Quem se beneficia com o “consumo de vingança”?
Comerciantes consideram o “consumo de vingança” como uma oportunidade de atingir um alto fluxo de vendas, de forma intensa, em um curto período de tempo. Para eles, é algo bom, mas exige preparo, com antecedência.
Quanto aos consumidores, a sensação de se dar uma “recompensa” depois de enfrentar uma situação difícil, como o isolamento social, pode satisfazer os desejos, mas também virar uma cilada. É recomendável observar a situação financeira e, no caso de compras em lojas físicas, tomar as precauções devidas.
Quero me dar uma recompensa. Quais cuidados devo tomar?
Para quem está disposto a se dar um “mimo” com a reabertura do comércio, é importante lembrar que o cenário econômico ainda é muito incerto. “Neste momento, o indicado é que as pessoas cuidem de seu fluxo de caixa pessoal, mantendo apenas despesas essenciais e postergando investimentos maiores”, recomenda Lyana Bittencourt. O cuidado deve ser ainda maior para quem corre o risco de ficar endividado no caso de recessão ou perda do emprego, por exemplo.
Marco Quintarelli explica que o impulso de compra é muito ligado à visualização do produto. Por isso, a consciência é uma das principais estratégias para não pisar em falso durante a pandemia. Uma sugestão é se fazer alguns questionamentos. “Estou há 100 dias em casa, preciso ir ao shopping? O que eu perdi durante a pandemia?”, indica.

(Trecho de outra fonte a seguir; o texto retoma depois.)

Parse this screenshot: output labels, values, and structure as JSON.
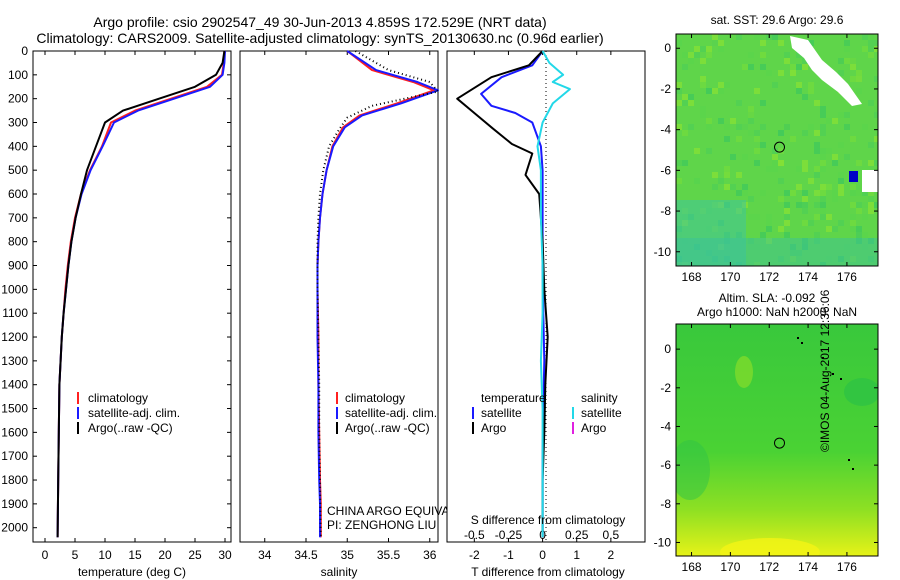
{
  "title": {
    "line1": "Argo profile: csio 2902547_49 30-Jun-2013 4.859S 172.529E (NRT data)",
    "line2": "Climatology: CARS2009. Satellite-adjusted climatology: synTS_20130630.nc (0.96d earlier)"
  },
  "timestamp": "©IMOS 04-Aug-2017 12:36:06",
  "colors": {
    "climatology": "#ff2020",
    "satellite": "#1a1aff",
    "argo": "#000000",
    "salinity_sat": "#22d8e8",
    "salinity_argo": "#e020e0"
  },
  "chart_data": [
    {
      "type": "line",
      "name": "temperature-profile",
      "xlabel": "temperature (deg C)",
      "ylabel": "",
      "xlim": [
        -2,
        31
      ],
      "ylim": [
        2060,
        0
      ],
      "xticks": [
        "0",
        "5",
        "10",
        "15",
        "20",
        "25",
        "30"
      ],
      "xtick_values": [
        0,
        5,
        10,
        15,
        20,
        25,
        30
      ],
      "yticks": [
        "0",
        "100",
        "200",
        "300",
        "400",
        "500",
        "600",
        "700",
        "800",
        "900",
        "1000",
        "1100",
        "1200",
        "1300",
        "1400",
        "1500",
        "1600",
        "1700",
        "1800",
        "1900",
        "2000"
      ],
      "ytick_values": [
        0,
        100,
        200,
        300,
        400,
        500,
        600,
        700,
        800,
        900,
        1000,
        1100,
        1200,
        1300,
        1400,
        1500,
        1600,
        1700,
        1800,
        1900,
        2000
      ],
      "legend": [
        "climatology",
        "satellite-adj. clim.",
        "Argo(..raw -QC)"
      ],
      "series": [
        {
          "name": "climatology",
          "color": "#ff2020",
          "x": [
            29.9,
            29.8,
            29.5,
            27,
            21,
            15,
            11,
            9.5,
            7.5,
            6,
            5,
            4.3,
            3.8,
            3.4,
            3.1,
            2.8,
            2.6,
            2.4,
            2.3,
            2.2,
            2.1
          ],
          "y": [
            0,
            50,
            100,
            150,
            200,
            250,
            300,
            400,
            500,
            600,
            700,
            800,
            900,
            1000,
            1100,
            1200,
            1300,
            1400,
            1600,
            1800,
            2040
          ]
        },
        {
          "name": "satellite-adj. clim.",
          "color": "#1a1aff",
          "x": [
            30.0,
            29.9,
            29.6,
            27.5,
            21.5,
            15.5,
            11.5,
            9.6,
            7.6,
            6.1,
            5.1,
            4.4,
            3.9,
            3.5,
            3.1,
            2.8,
            2.6,
            2.4,
            2.3,
            2.2,
            2.1
          ],
          "y": [
            0,
            50,
            100,
            150,
            200,
            250,
            300,
            400,
            500,
            600,
            700,
            800,
            900,
            1000,
            1100,
            1200,
            1300,
            1400,
            1600,
            1800,
            2040
          ]
        },
        {
          "name": "Argo(..raw -QC)",
          "color": "#000000",
          "x": [
            29.9,
            29.6,
            28.5,
            25,
            19,
            13,
            10,
            8.5,
            7,
            6,
            5.1,
            4.4,
            3.9,
            3.5,
            3.1,
            2.8,
            2.6,
            2.4,
            2.3,
            2.2,
            2.1
          ],
          "y": [
            0,
            50,
            100,
            150,
            200,
            250,
            300,
            400,
            500,
            600,
            700,
            800,
            900,
            1000,
            1100,
            1200,
            1300,
            1400,
            1600,
            1800,
            2040
          ]
        }
      ]
    },
    {
      "type": "line",
      "name": "salinity-profile",
      "xlabel": "salinity",
      "xlim": [
        33.7,
        36.1
      ],
      "ylim": [
        2060,
        0
      ],
      "xticks": [
        "34",
        "34.5",
        "35",
        "35.5",
        "36"
      ],
      "xtick_values": [
        34,
        34.5,
        35,
        35.5,
        36
      ],
      "legend": [
        "climatology",
        "satellite-adj. clim.",
        "Argo(..raw -QC)"
      ],
      "annotation": [
        "CHINA ARGO EQUIVALENT",
        "PI: ZENGHONG LIU"
      ],
      "series": [
        {
          "name": "climatology",
          "color": "#ff2020",
          "x": [
            35.0,
            35.3,
            35.8,
            36.05,
            35.6,
            35.15,
            34.95,
            34.82,
            34.75,
            34.7,
            34.67,
            34.65,
            34.64,
            34.64,
            34.65,
            34.65,
            34.66,
            34.67,
            34.68,
            34.68
          ],
          "y": [
            0,
            80,
            130,
            165,
            220,
            270,
            320,
            400,
            500,
            600,
            700,
            800,
            900,
            1000,
            1200,
            1400,
            1600,
            1800,
            1900,
            2040
          ]
        },
        {
          "name": "satellite-adj. clim.",
          "color": "#1a1aff",
          "x": [
            35.0,
            35.35,
            35.85,
            36.1,
            35.65,
            35.18,
            34.97,
            34.83,
            34.75,
            34.7,
            34.67,
            34.65,
            34.64,
            34.64,
            34.64,
            34.65,
            34.65,
            34.66,
            34.67,
            34.67
          ],
          "y": [
            0,
            80,
            130,
            165,
            220,
            270,
            320,
            400,
            500,
            600,
            700,
            800,
            900,
            1000,
            1200,
            1400,
            1600,
            1800,
            1900,
            2040
          ]
        },
        {
          "name": "Argo(..raw -QC)",
          "color": "#000000",
          "dotted": true,
          "x": [
            35.1,
            35.5,
            36.0,
            36.1,
            35.3,
            35.0,
            34.9,
            34.78,
            34.71,
            34.67,
            34.65,
            34.64,
            34.64,
            34.64,
            34.65,
            34.66,
            34.66,
            34.67,
            34.68
          ],
          "y": [
            0,
            80,
            130,
            170,
            230,
            280,
            330,
            400,
            500,
            600,
            700,
            800,
            900,
            1000,
            1200,
            1400,
            1600,
            1800,
            2040
          ]
        }
      ]
    },
    {
      "type": "line",
      "name": "difference-profile",
      "xlabel": "T difference from climatology",
      "xlabel_top": "S difference from climatology",
      "xlim": [
        -2.8,
        3.0
      ],
      "ylim": [
        2060,
        0
      ],
      "xticks": [
        "-2",
        "-1",
        "0",
        "1",
        "2"
      ],
      "xtick_values": [
        -2,
        -1,
        0,
        1,
        2
      ],
      "sticks": [
        "-0.5",
        "-0.25",
        "0",
        "0.25",
        "0.5"
      ],
      "stick_values": [
        -2,
        -1,
        0,
        1,
        2
      ],
      "legend_left_title": "temperature",
      "legend_right_title": "salinity",
      "legend_left": [
        "satellite",
        "Argo"
      ],
      "legend_right": [
        "satellite",
        "Argo"
      ],
      "series": [
        {
          "name": "T satellite",
          "color": "#1a1aff",
          "x": [
            0,
            -0.3,
            -1.2,
            -1.8,
            -1.5,
            -0.8,
            -0.3,
            -0.05,
            0.0,
            0.0,
            0.0,
            0.02,
            0.05,
            0.02,
            0.0,
            0.0,
            0.0
          ],
          "y": [
            0,
            60,
            110,
            180,
            230,
            260,
            300,
            400,
            500,
            700,
            900,
            1100,
            1300,
            1500,
            1700,
            1900,
            2040
          ]
        },
        {
          "name": "T Argo",
          "color": "#000000",
          "x": [
            0,
            -0.4,
            -1.5,
            -2.5,
            -2.0,
            -1.5,
            -0.9,
            -0.3,
            -0.5,
            -0.1,
            0.0,
            0.05,
            0.15,
            0.08,
            0.05,
            0.0,
            0.0
          ],
          "y": [
            0,
            60,
            110,
            200,
            260,
            320,
            390,
            430,
            520,
            600,
            800,
            1000,
            1200,
            1400,
            1600,
            1800,
            2040
          ]
        },
        {
          "name": "S satellite",
          "color": "#22d8e8",
          "x": [
            0,
            0.2,
            0.6,
            0.3,
            0.8,
            0.3,
            0.0,
            -0.15,
            -0.05,
            -0.05,
            0.0,
            0.0,
            -0.05,
            0.0,
            0.0,
            0.0
          ],
          "y": [
            0,
            50,
            100,
            130,
            160,
            220,
            300,
            400,
            500,
            700,
            900,
            1100,
            1300,
            1500,
            1800,
            2040
          ]
        }
      ]
    },
    {
      "type": "heatmap",
      "name": "sst-map",
      "title": "sat. SST: 29.6  Argo: 29.6",
      "xlim": [
        167.2,
        177.6
      ],
      "ylim": [
        -10.7,
        0.7
      ],
      "xticks": [
        "168",
        "170",
        "172",
        "174",
        "176"
      ],
      "xtick_values": [
        168,
        170,
        172,
        174,
        176
      ],
      "yticks": [
        "0",
        "-2",
        "-4",
        "-6",
        "-8",
        "-10"
      ],
      "ytick_values": [
        0,
        -2,
        -4,
        -6,
        -8,
        -10
      ],
      "profile_location": {
        "lon": 172.529,
        "lat": -4.859
      }
    },
    {
      "type": "heatmap",
      "name": "sla-map",
      "title": [
        "Altim. SLA: -0.092",
        "Argo h1000: NaN h2000: NaN"
      ],
      "xlim": [
        167.2,
        177.6
      ],
      "ylim": [
        -10.7,
        1.3
      ],
      "xticks": [
        "168",
        "170",
        "172",
        "174",
        "176"
      ],
      "xtick_values": [
        168,
        170,
        172,
        174,
        176
      ],
      "yticks": [
        "0",
        "-2",
        "-4",
        "-6",
        "-8",
        "-10"
      ],
      "ytick_values": [
        0,
        -2,
        -4,
        -6,
        -8,
        -10
      ],
      "profile_location": {
        "lon": 172.529,
        "lat": -4.859
      }
    }
  ]
}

Atualmente, a solução para o funcionamento do comércio, na visão do consultor, é uma via de mão dupla: os estabelecimentos devem seguir os cuidados necessários, mas os consumidores também precisam usar o bom senso. Grande parte da experiência de compra, inclusive, nem precisa ser no espaço físico.
“As lojas têm a faca e o queijo em mãos. Elas têm os canais omnichannel, várias redes sociais, link direto com o consumidor e podem se preservar em relação à biossegurança. Em muitas empresas, você compra na internet e retira na loja. Isso é uma característica positiva para um e para outro”, considera Quintarelli.